A potpourri of topics this week. First, if you have read or heard about the movement by New York State to change the rules about ballast water, you might be confused. When ships from overseas enter our Great Lakes, they have over the years dumped their ballast water and it often has contained organisms that have no natural predators in the Great Lakes and thus become, often, an invasive species that causes problems -- zebra mussels, and a newer one, the bloody red shrimp, as examples.
I like the idea of testing for organisms that might be too small to see with the naked eye. They might be the eggs or larva of something bigger or they might be organisms even small, could cause untold further damage to our Great Lakes.
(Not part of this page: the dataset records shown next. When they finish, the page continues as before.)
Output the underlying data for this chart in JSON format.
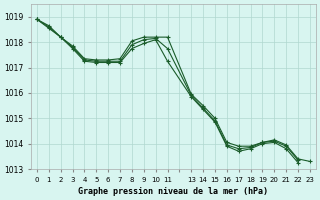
{
  "title": "Graphe pression niveau de la mer (hPa)",
  "bg_color": "#d8f5f0",
  "grid_color": "#b0d8d0",
  "line_color": "#1a5c2a",
  "x_values": [
    0,
    1,
    2,
    3,
    4,
    5,
    6,
    7,
    8,
    9,
    10,
    11,
    13,
    14,
    15,
    16,
    17,
    18,
    19,
    20,
    21,
    22,
    23
  ],
  "ylim": [
    1013,
    1019.5
  ],
  "yticks": [
    1013,
    1014,
    1015,
    1016,
    1017,
    1018,
    1019
  ],
  "y_upper": [
    1018.9,
    1018.65,
    1018.2,
    1017.85,
    1017.35,
    1017.3,
    1017.3,
    1017.35,
    1018.05,
    1018.2,
    1018.2,
    1018.2,
    1015.95,
    1015.5,
    1015.0,
    1014.05,
    1013.9,
    1013.9,
    1014.05,
    1014.15,
    1013.95,
    1013.4,
    1013.3
  ],
  "y_lower": [
    1018.9,
    1018.55,
    1018.2,
    1017.75,
    1017.25,
    1017.2,
    1017.2,
    1017.2,
    1017.75,
    1017.95,
    1018.1,
    1017.25,
    1015.85,
    1015.35,
    1014.85,
    1013.9,
    1013.7,
    1013.8,
    1014.0,
    1014.05,
    1013.8,
    1013.25,
    null
  ],
  "y_mid": [
    1018.9,
    1018.6,
    1018.2,
    1017.8,
    1017.3,
    1017.25,
    1017.25,
    1017.25,
    1017.9,
    1018.1,
    1018.15,
    1017.75,
    1015.9,
    1015.4,
    1014.9,
    1013.95,
    1013.8,
    1013.85,
    1014.05,
    1014.1,
    1013.9,
    1013.35,
    null
  ]
}
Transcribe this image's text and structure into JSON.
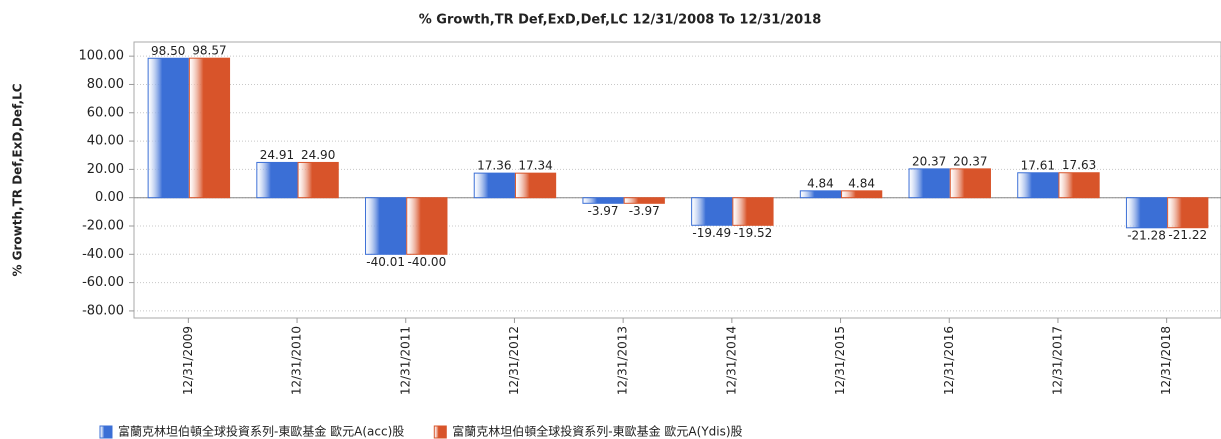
{
  "chart_data": {
    "type": "bar",
    "title": "% Growth,TR Def,ExD,Def,LC 12/31/2008 To 12/31/2018",
    "y_label": "% Growth,TR Def,ExD,Def,LC",
    "categories": [
      "12/31/2009",
      "12/31/2010",
      "12/31/2011",
      "12/31/2012",
      "12/31/2013",
      "12/31/2014",
      "12/31/2015",
      "12/31/2016",
      "12/31/2017",
      "12/31/2018"
    ],
    "series": [
      {
        "name": "富蘭克林坦伯頓全球投資系列-東歐基金 歐元A(acc)股",
        "color": "#3b6fd6",
        "values": [
          98.5,
          24.91,
          -40.01,
          17.36,
          -3.97,
          -19.49,
          4.84,
          20.37,
          17.61,
          -21.28
        ],
        "value_labels": [
          "98.50",
          "24.91",
          "-40.01",
          "17.36",
          "-3.97",
          "-19.49",
          "4.84",
          "20.37",
          "17.61",
          "-21.28"
        ]
      },
      {
        "name": "富蘭克林坦伯頓全球投資系列-東歐基金 歐元A(Ydis)股",
        "color": "#d8542a",
        "values": [
          98.57,
          24.9,
          -40,
          17.34,
          -3.97,
          -19.52,
          4.84,
          20.37,
          17.63,
          -21.22
        ],
        "value_labels": [
          "98.57",
          "24.90",
          "-40.00",
          "17.34",
          "-3.97",
          "-19.52",
          "4.84",
          "20.37",
          "17.63",
          "-21.22"
        ]
      }
    ],
    "ylim": [
      -85,
      110
    ],
    "yticks": [
      {
        "value": -80,
        "label": "-80.00"
      },
      {
        "value": -60,
        "label": "-60.00"
      },
      {
        "value": -40,
        "label": "-40.00"
      },
      {
        "value": -20,
        "label": "-20.00"
      },
      {
        "value": 0,
        "label": "0.00"
      },
      {
        "value": 20,
        "label": "20.00"
      },
      {
        "value": 40,
        "label": "40.00"
      },
      {
        "value": 60,
        "label": "60.00"
      },
      {
        "value": 80,
        "label": "80.00"
      },
      {
        "value": 100,
        "label": "100.00"
      }
    ],
    "grid": true,
    "legend": "bottom"
  }
}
When I was on the Lake Ontario/St. Lawrence River Water Levels Study, we learned that over 90% of the shipping was inside the Great Lakes -- between ports in Canada, between ports in the USA and then between ports of the two countries. So, I really wonder at the number of ships that would have to follow the new regulations that NY is proposing. Remember the old saying, "Figures don't lie, but liars can figure". It's wise to check the facts and figures on both sides of the argument.
Second, have you ever visited the wetland on Richmond Drive in South Stormont? What a natural paradise, right in our own backyard. The Cornwall and Area Birding Club members as well as other birders across our area, like to visit the wetland. We have seen some very rare birds there and believe the area should be protected and promoted. The CABC wants to work with South Stormont to promote the area for ecotourism. Birders who come, must eat and sleep, if we show them lots to see.
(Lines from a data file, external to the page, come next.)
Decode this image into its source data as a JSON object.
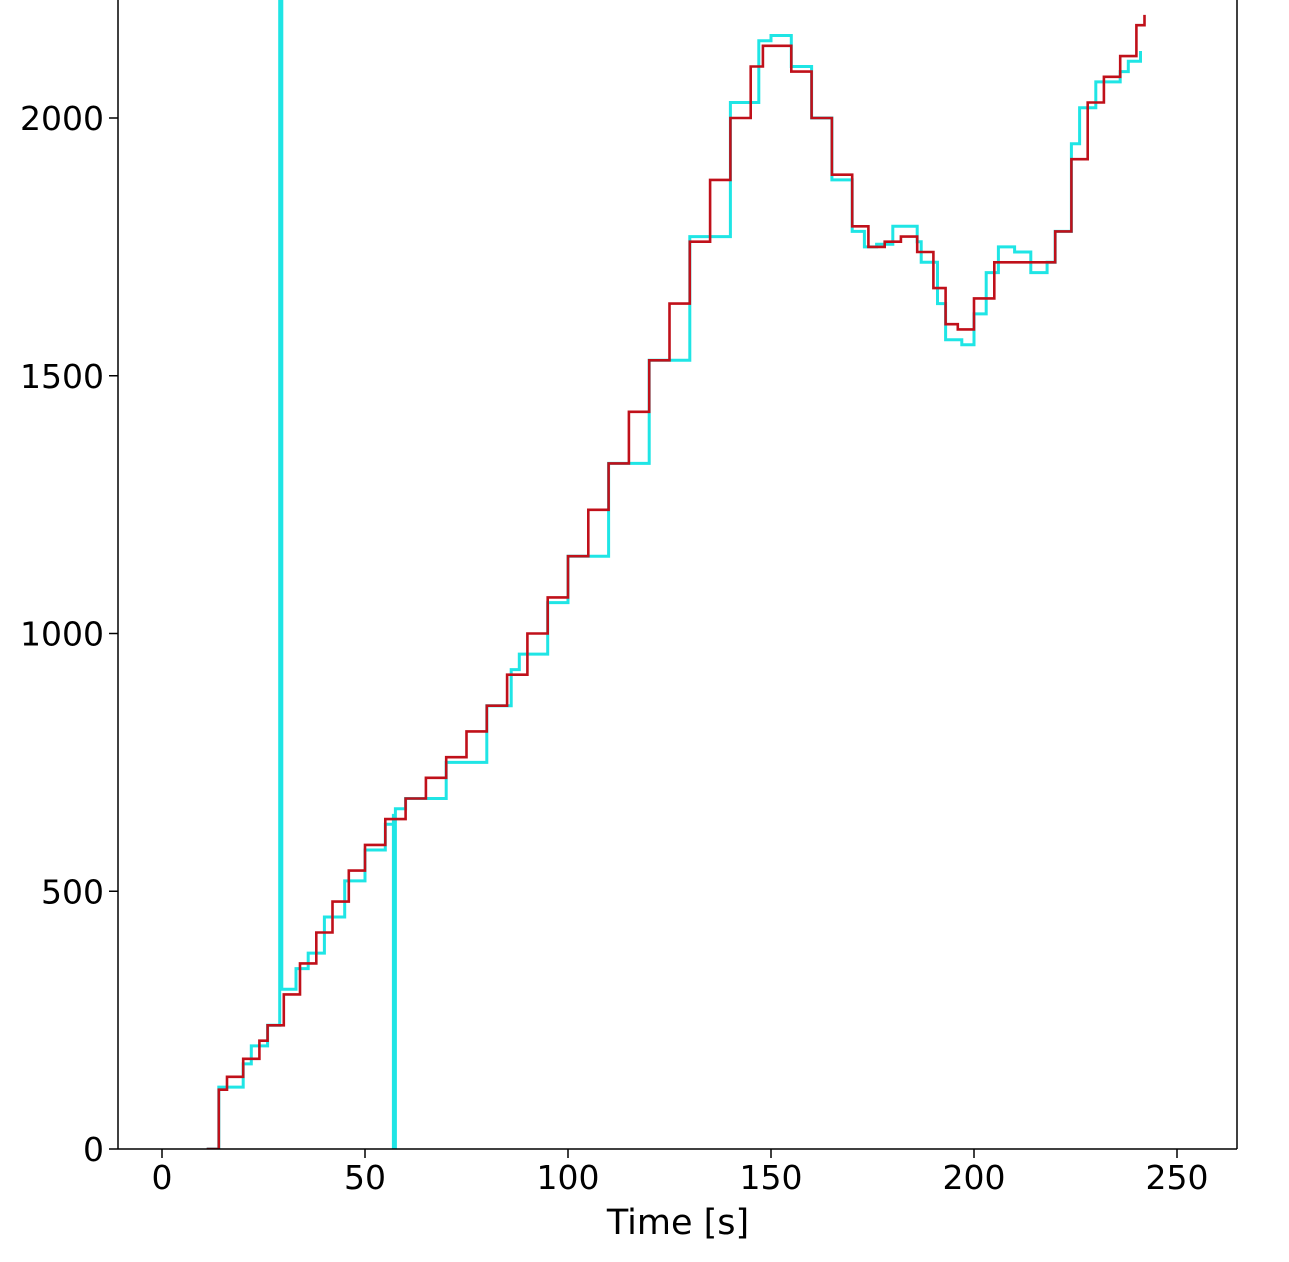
{
  "chart_data": {
    "type": "line",
    "title": "",
    "xlabel": "Time [s]",
    "ylabel": "",
    "xlim": [
      -10,
      265
    ],
    "ylim": [
      0,
      2230
    ],
    "x_ticks": [
      0,
      50,
      100,
      150,
      200,
      250
    ],
    "y_ticks": [
      0,
      500,
      1000,
      1500,
      2000
    ],
    "grid": false,
    "legend": "none",
    "step": true,
    "series": [
      {
        "color": "#1fe5e5",
        "points": [
          [
            11,
            0
          ],
          [
            14,
            0
          ],
          [
            14,
            120
          ],
          [
            20,
            165
          ],
          [
            22,
            200
          ],
          [
            26,
            200
          ],
          [
            26,
            240
          ],
          [
            29,
            290
          ],
          [
            29,
            2230
          ],
          [
            29.5,
            2230
          ],
          [
            29.5,
            310
          ],
          [
            33,
            350
          ],
          [
            36,
            380
          ],
          [
            40,
            380
          ],
          [
            40,
            450
          ],
          [
            45,
            520
          ],
          [
            50,
            580
          ],
          [
            55,
            630
          ],
          [
            57,
            650
          ],
          [
            57,
            0
          ],
          [
            57.5,
            0
          ],
          [
            57.5,
            660
          ],
          [
            60,
            680
          ],
          [
            70,
            750
          ],
          [
            80,
            860
          ],
          [
            86,
            930
          ],
          [
            88,
            960
          ],
          [
            95,
            1060
          ],
          [
            100,
            1150
          ],
          [
            110,
            1330
          ],
          [
            120,
            1530
          ],
          [
            130,
            1770
          ],
          [
            140,
            2030
          ],
          [
            147,
            2150
          ],
          [
            150,
            2160
          ],
          [
            155,
            2100
          ],
          [
            160,
            2000
          ],
          [
            165,
            1880
          ],
          [
            170,
            1780
          ],
          [
            173,
            1750
          ],
          [
            176,
            1755
          ],
          [
            180,
            1790
          ],
          [
            183,
            1790
          ],
          [
            186,
            1760
          ],
          [
            187,
            1720
          ],
          [
            190,
            1720
          ],
          [
            191,
            1640
          ],
          [
            193,
            1570
          ],
          [
            197,
            1560
          ],
          [
            200,
            1620
          ],
          [
            203,
            1700
          ],
          [
            206,
            1720
          ],
          [
            206,
            1750
          ],
          [
            210,
            1740
          ],
          [
            214,
            1700
          ],
          [
            218,
            1720
          ],
          [
            220,
            1780
          ],
          [
            224,
            1950
          ],
          [
            226,
            2020
          ],
          [
            230,
            2070
          ],
          [
            236,
            2090
          ],
          [
            238,
            2110
          ],
          [
            241,
            2130
          ]
        ]
      },
      {
        "color": "#c0101a",
        "points": [
          [
            11,
            0
          ],
          [
            14,
            0
          ],
          [
            14,
            115
          ],
          [
            16,
            140
          ],
          [
            20,
            175
          ],
          [
            24,
            210
          ],
          [
            26,
            240
          ],
          [
            30,
            300
          ],
          [
            34,
            360
          ],
          [
            38,
            420
          ],
          [
            42,
            480
          ],
          [
            46,
            540
          ],
          [
            50,
            590
          ],
          [
            55,
            640
          ],
          [
            60,
            680
          ],
          [
            65,
            720
          ],
          [
            70,
            760
          ],
          [
            75,
            810
          ],
          [
            80,
            860
          ],
          [
            85,
            920
          ],
          [
            90,
            1000
          ],
          [
            95,
            1070
          ],
          [
            100,
            1150
          ],
          [
            105,
            1240
          ],
          [
            110,
            1330
          ],
          [
            115,
            1430
          ],
          [
            120,
            1530
          ],
          [
            125,
            1640
          ],
          [
            130,
            1760
          ],
          [
            135,
            1880
          ],
          [
            140,
            2000
          ],
          [
            145,
            2100
          ],
          [
            148,
            2140
          ],
          [
            150,
            2140
          ],
          [
            155,
            2090
          ],
          [
            160,
            2000
          ],
          [
            165,
            1890
          ],
          [
            170,
            1790
          ],
          [
            174,
            1750
          ],
          [
            178,
            1760
          ],
          [
            182,
            1770
          ],
          [
            186,
            1740
          ],
          [
            190,
            1670
          ],
          [
            193,
            1600
          ],
          [
            196,
            1590
          ],
          [
            200,
            1650
          ],
          [
            205,
            1720
          ],
          [
            210,
            1720
          ],
          [
            215,
            1720
          ],
          [
            220,
            1780
          ],
          [
            224,
            1920
          ],
          [
            228,
            2030
          ],
          [
            232,
            2080
          ],
          [
            236,
            2120
          ],
          [
            240,
            2180
          ],
          [
            242,
            2200
          ]
        ]
      }
    ]
  }
}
Third: Have you ever wondered what happens in the Policy Section of every Ministry, whether provincial or federal across our nation? Have you ever wondered how many people sit in these sections making policy? Have you ever wondered how much of that policy ever actually serves us?
Recently I had the "opportunity" to think about these things. I came to the conclusion that each Ministry does not need more than 5 policy wonks plus 1 secretary to look after policy for that Ministry. I figure that more than that means they spend more time in meetings talking to each other than actually thinking up policy. I also figure they never get to the ground level to see if the policies will work and how they will affect us taxpayers.
I think the governments could save a LOT of money by cutting their policy wonks instead of the people that serve us. However, you and I both know they haven't the guts to face those at the higher levels -- much easier to cut the ones they never see. I wonder if it would help if I ask Santa for help?